6. Februar 2017 Ina Leukefeld

Perspektivisch wirtschaftliche Leistungsfähigkeit auf stabile Füße stellen

Gegenwärtig wird der konkrete Eingliederungsbedarf unter Beteiligung der Ober- und Mittelzentren erfasst und bewertet. Dieser Prozess ist noch nicht abgeschlossen.

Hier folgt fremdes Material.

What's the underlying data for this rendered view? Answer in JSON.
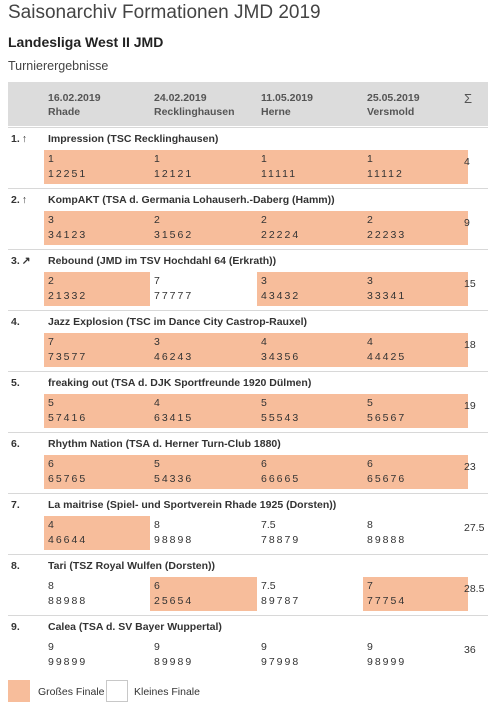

Das betrifft in Südthüringen insbesondere das Zentrum Suhl/ Zella-Mehlis und hat natürlich Auswirkungen auf umliegende Gemeinden, wie z.B. Sankt Kilian. „Wir können nicht über die Erhöhung der finanziellen Leistungsfähigkeit diskutieren, ohne deren ökonomische Grundlage, nämlich Gewerbegebiete mit funktionierenden Unternehmen, in die Überlegungen einzubeziehen. Das Gewerbegebiet Friedberg liegt zu zwei Dritteln auf der Gemarkung von St. Kilian. Es wäre m. E. eine Fehlentscheidung, diese Gemeinde nicht in die künftige Entwicklung des zentralen Ortes einzubeziehen.“

Gegenwärtig sind Landeszuweisungen die wichtigste Einnahmequelle von Suhl. Das gilt übrigens auch für andere Zentren. Derzeit ist es laut Landesamt für Statistik so, dass nur etwa 25 % der Ausgaben der Gemeinden und Gemeindeverbände durch Steuereinnahmen gedeckt werden. Hier muss sich grundlegend etwas ändern. Über diese und weitere Möglichkeiten der wirtschaftlichen Stärkung des Zentrums wollen im März öffentlich diskutieren, denn es soll sowohl  den Unternehmen als auch der Kommune zu Gute kommen. Damit lösen wir ein Versprechen aus der Veranstaltung in der SCHÖNEN AUSSICHT ein, wo SPD und LINKE zugesagt hatten, den  Bürgerdialog über die Zukunft der Region fortzusetzen.  Dazu wollen wir auch IHK und Handwerkskammer sowie die Mittelstandsvereinigung Südthüringen sowie einen kompetenten Vertreter der Landesregierung einladen.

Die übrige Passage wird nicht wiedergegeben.